Cayley was highly recognised throughout his lifetime, and at various times was president of the Cambridge Philosophical Society, the London Mathematical Society, the British Association for the Advancement of Science, the Royal Astronomical Society, and the British Association for the Advancement of Science In Mathematics.

A matrix is a table of ordered entries - usually numbers, but sometimes functions. Cayley was intrigued by the algebra of such objects, and he was the first to realise that they unified a number of contemporary areas of mathematics - permutations, geometric transformations, groups and even the fundamental ideas that underpin algebra itself. A simple example of a matrix A is:

A=\bigl({2\atop 0}{1\atop 3}\bigr)

The Cayley Hamilton Theorem says that the matrix A always obeys a particular equation - called its characteristic equation. In this case that is

A^2-5A+6I=0

where *I* is the *identity matrix* I=\bigl({1\atop 0}{0\atop 1}\bigr)

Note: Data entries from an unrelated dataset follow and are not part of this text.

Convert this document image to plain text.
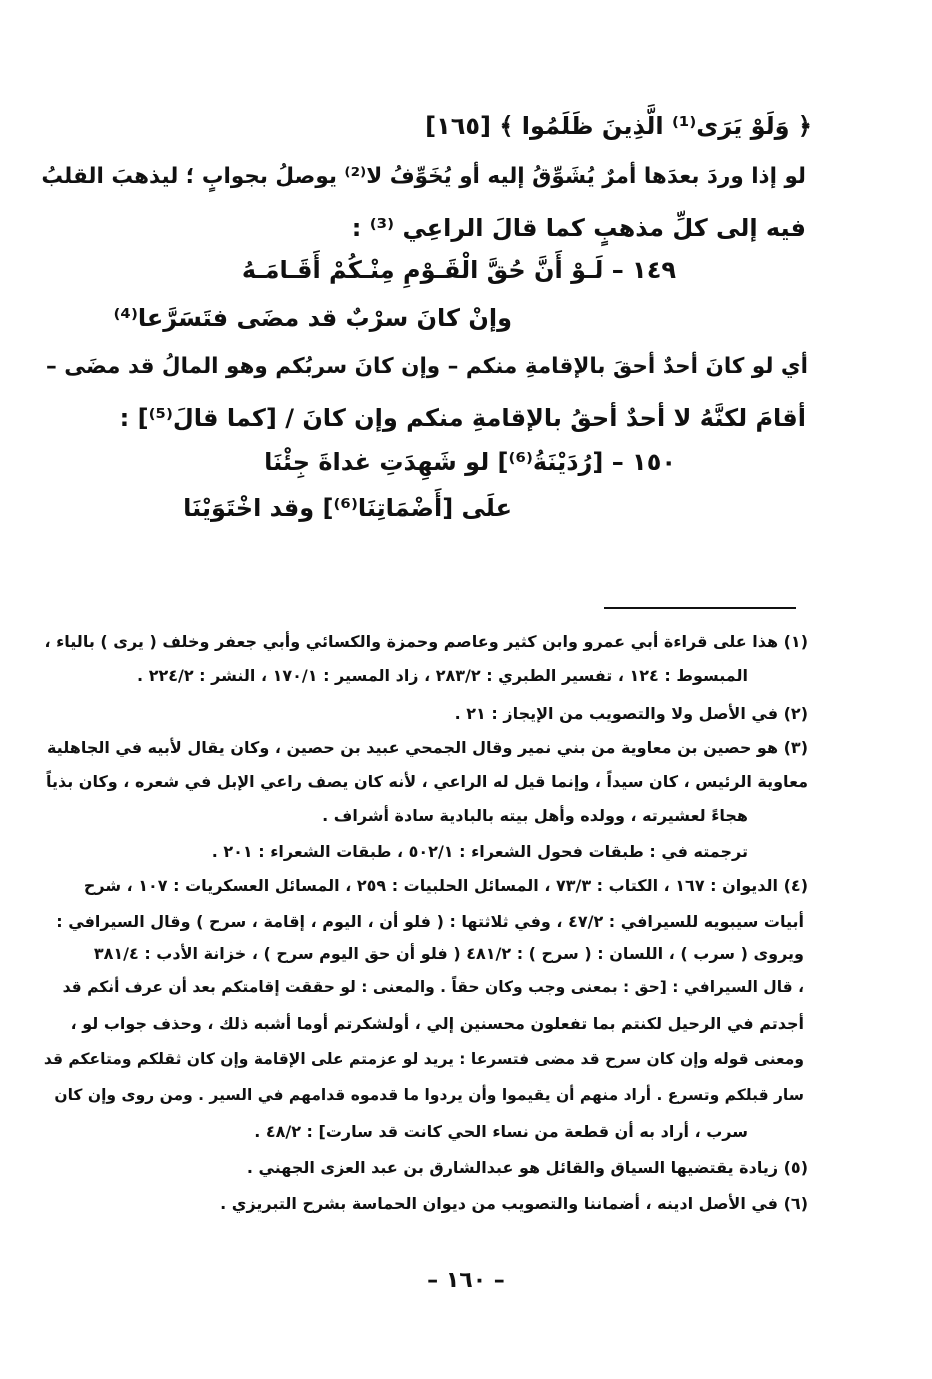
﴿ وَلَوْ يَرَى⁽¹⁾ الَّذِينَ ظَلَمُوا ﴾ [١٦٥]
لو إذا وردَ بعدَها أمرٌ يُشَوِّقُ إليه أو يُخَوِّفُ لا⁽²⁾ يوصلُ بجوابٍ ؛ ليذهبَ القلبُ
فيه إلى كلِّ مذهبٍ كما قالَ الراعِي ⁽³⁾ :
١٤٩ – لَـوْ أَنَّ حُقَّ الْقَـوْمِ مِنْـكُمْ أَقَـامَـهُ
وإنْ كانَ سرْبٌ قد مضَى فتَسَرَّعا⁽⁴⁾
أي لو كانَ أحدٌ أحقَ بالإقامةِ منكم – وإن كانَ سربُكم وهو المالُ قد مضَى –
أقامَ لكنَّهُ لا أحدٌ أحقُ بالإقامةِ منكم وإن كانَ / [كما قالَ⁽⁵⁾] :
١٥٠ – [رُدَيْنَةُ⁽⁶⁾] لو شَهِدَتِ غداةَ جِئْنَا
علَى [أَضْمَاتِنَا⁽⁶⁾] وقد اخْتَوَيْنَا
(١) هذا على قراءة أبي عمرو وابن كثير وعاصم وحمزة والكسائي وأبي جعفر وخلف ( يرى ) بالياء ،
المبسوط : ١٢٤ ، تفسير الطبري : ٢٨٣/٢ ، زاد المسير : ١٧٠/١ ، النشر : ٢٢٤/٢ .
(٢) في الأصل ولا والتصويب من الإيجاز : ٢١ .
(٣) هو حصين بن معاوية من بني نمير وقال الجمحي عبيد بن حصين ، وكان يقال لأبيه في الجاهلية
معاوية الرئيس ، كان سيداً ، وإنما قيل له الراعي ، لأنه كان يصف راعي الإبل في شعره ، وكان بذياً
هجاءً لعشيرته ، وولده وأهل بيته بالبادية سادة أشراف .
ترجمته في : طبقات فحول الشعراء : ٥٠٢/١ ، طبقات الشعراء : ٢٠١ .
(٤) الديوان : ١٦٧ ، الكتاب : ٧٣/٣ ، المسائل الحلبيات : ٢٥٩ ، المسائل العسكريات : ١٠٧ ، شرح
أبيات سيبويه للسيرافي : ٤٧/٢ ، وفي ثلاثتها : ( فلو أن ، اليوم ، إقامة ، سرح ) وقال السيرافي :
ويروى ( سرب ) ، اللسان : ( سرح ) : ٤٨١/٢ ( فلو أن حق اليوم سرح ) ، خزانة الأدب : ٣٨١/٤
، قال السيرافي : [حق : بمعنى وجب وكان حقاً . والمعنى : لو حققت إقامتكم بعد أن عرف أنكم قد
أجدتم في الرحيل لكنتم بما تفعلون محسنين إلي ، أولشكرتم أوما أشبه ذلك ، وحذف جواب لو ،
ومعنى قوله وإن كان سرح قد مضى فتسرعا : يريد لو عزمتم على الإقامة وإن كان ثقلكم ومتاعكم قد
سار قبلكم وتسرع . أراد منهم أن يقيموا وأن يردوا ما قدموه قدامهم في السير . ومن روى وإن كان
سرب ، أراد به أن قطعة من نساء الحي كانت قد سارت] : ٤٨/٢ .
(٥) زيادة يقتضيها السياق والقائل هو عبدالشارق بن عبد العزى الجهني .
(٦) في الأصل ادينه ، أضماننا والتصويب من ديوان الحماسة بشرح التبريزي .
– ١٦٠ –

It also shows how to find higher powers of the matrix A and an inverse, if it exists.

If we multiply through the characteristic equation by A^n we find that:

A^{n+2}=5A^{n+1}-6A^n

So if A^n and A^{n+1} are known then so is A^{n+2}

If the inverse matrix A^{-1} exists we may multiply through the characteristic equation by it:

A-5I+6A^{-1}=0

so that: {A^{-1}}={1\over6}{(A-5I)}

Cayley also made important contributions to geometry, but he did so in an algebraic way. He sought to understand curves and surfaces by looking at the algebraic ways that they may be described, and then searching for invariants - things that don’t change when other things are changed.

Such invariants must represent intrinsic properties of the surfaces and curves. His ultimate goal was to classify surfaces and curves by their invariants - a huge task, and the subject of continuous efforts henceforth. Such an approach to geometry led to another spectacular advance - the geometry of dimensions higher than three.

Because it is algebraically based, it doesn’t matter how many dimensions there are - there are no ‘visual’ problems of dealing with such complexity.

For his pioneering work, his originality and sheer output he was awarded numerous honours. But his true honour was in the way that his work was the foundation of so many developments in other areas - especially physics.

His development of n-dimensional geometry has been applied in physics to the study of the space-time continuum. His work on matrices served as a foundation for quantum mechanics. His work on groups finds a natural place in the physics of atomic particles.